Graph Distance Based on Cause-Effect Estimands with Latents
Zhufeng Li, Niki Kilbertus
TL;DR
The paper tackles evaluating causal graphs under latent confounding by introducing Fixing Identification Distance (FID), an estimand-based distance for acyclic directed mixed graphs (ADMGs). FID combines a fixing-based identification strategy with a canonicalization step and a symbolic verifier to compare how two graphs imply different cause-effect estimands, such as $p(y \mid do(t))$, across a set of treatment-outcome pairs. It defines directional, normalized, and symmetrized variants, enabling assessment of causal discovery methods and robustness of downstream causal conclusions. Empirical results on simulated ADMGs show FID behaves coherently under perturbations and provides complementary information to traditional distances like SHD and SD, including extensions to CPDAGs via a range approach.
Abstract
Causal discovery aims to recover graphs that represent causal relations among given variables from observations, and new methods are constantly being proposed.
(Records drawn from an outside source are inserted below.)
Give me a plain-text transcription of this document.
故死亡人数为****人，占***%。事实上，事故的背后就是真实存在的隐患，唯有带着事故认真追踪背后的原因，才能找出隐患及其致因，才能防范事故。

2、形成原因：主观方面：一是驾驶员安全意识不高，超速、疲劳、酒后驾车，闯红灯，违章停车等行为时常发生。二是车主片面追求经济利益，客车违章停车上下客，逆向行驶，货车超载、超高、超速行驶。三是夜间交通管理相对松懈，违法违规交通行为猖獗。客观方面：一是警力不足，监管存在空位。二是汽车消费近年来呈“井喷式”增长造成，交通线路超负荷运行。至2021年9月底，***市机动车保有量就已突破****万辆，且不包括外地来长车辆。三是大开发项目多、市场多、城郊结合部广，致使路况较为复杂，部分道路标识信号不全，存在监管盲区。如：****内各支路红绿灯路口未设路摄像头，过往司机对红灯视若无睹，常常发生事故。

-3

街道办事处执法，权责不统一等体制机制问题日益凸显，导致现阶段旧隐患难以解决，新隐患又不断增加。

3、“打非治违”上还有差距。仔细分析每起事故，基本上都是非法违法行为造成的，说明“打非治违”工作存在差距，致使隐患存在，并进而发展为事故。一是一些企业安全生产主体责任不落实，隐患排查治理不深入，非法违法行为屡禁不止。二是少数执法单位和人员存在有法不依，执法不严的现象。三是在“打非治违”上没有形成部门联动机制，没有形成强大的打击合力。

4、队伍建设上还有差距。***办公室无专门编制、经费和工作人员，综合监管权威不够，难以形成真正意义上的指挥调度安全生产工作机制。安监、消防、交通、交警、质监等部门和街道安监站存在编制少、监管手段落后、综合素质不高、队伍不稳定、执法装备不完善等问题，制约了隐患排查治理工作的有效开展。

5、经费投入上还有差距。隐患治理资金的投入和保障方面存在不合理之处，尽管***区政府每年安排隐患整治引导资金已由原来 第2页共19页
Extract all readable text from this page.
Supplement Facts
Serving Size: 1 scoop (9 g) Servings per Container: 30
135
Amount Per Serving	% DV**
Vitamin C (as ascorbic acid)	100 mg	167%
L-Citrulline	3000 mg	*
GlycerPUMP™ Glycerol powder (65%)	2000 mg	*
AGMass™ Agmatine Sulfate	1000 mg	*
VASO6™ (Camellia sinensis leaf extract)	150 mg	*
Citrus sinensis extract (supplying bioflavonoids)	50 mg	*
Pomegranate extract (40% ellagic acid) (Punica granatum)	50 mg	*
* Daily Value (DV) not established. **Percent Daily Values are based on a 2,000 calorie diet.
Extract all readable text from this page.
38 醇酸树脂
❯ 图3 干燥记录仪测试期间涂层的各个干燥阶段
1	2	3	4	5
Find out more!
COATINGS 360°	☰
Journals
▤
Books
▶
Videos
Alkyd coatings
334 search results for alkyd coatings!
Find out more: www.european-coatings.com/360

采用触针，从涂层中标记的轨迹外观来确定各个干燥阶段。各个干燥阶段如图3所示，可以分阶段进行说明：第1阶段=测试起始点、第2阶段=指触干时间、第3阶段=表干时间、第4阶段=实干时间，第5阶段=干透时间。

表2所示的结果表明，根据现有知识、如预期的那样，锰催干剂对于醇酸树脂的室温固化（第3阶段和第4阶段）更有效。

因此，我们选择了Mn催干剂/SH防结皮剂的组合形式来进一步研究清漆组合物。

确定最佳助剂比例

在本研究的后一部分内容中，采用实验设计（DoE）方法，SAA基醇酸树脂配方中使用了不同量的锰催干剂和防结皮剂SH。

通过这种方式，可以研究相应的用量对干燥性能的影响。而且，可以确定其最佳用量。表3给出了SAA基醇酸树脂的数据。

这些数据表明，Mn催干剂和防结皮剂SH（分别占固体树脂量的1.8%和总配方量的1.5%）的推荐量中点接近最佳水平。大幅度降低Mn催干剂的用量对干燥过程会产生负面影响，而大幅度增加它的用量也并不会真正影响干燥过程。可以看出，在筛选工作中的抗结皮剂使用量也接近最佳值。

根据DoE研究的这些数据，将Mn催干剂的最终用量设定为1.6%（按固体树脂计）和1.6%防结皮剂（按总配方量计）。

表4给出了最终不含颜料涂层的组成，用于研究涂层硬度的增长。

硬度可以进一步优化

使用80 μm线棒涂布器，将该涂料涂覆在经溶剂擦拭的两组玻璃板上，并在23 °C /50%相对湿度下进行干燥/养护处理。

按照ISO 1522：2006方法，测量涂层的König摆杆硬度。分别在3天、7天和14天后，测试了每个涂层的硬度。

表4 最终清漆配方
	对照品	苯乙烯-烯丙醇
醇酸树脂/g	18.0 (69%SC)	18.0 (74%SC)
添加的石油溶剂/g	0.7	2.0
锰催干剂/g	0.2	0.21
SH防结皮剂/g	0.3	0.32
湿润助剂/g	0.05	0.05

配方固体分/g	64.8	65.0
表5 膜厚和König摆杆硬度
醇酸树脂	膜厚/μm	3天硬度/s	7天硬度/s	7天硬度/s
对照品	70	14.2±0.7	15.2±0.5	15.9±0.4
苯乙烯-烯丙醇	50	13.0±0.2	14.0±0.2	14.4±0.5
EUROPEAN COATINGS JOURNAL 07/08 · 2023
Increasingly, the community raises questions about how much progress is made, because properly evaluating discovered graphs remains notoriously difficult, particularly under latent confounding. We propose a graph distance measure for acyclic directed mixed graphs (ADMGs) based on the downstream task of cause-effect estimation under unobserved confounding. Our approach uses identification via fixing and a symbolic verifier to quantify how graph differences distort cause-effect estimands for different treatment-outcome pairs. We analyze the behavior of the measure under different graph perturbations and compare it against existing distance metrics.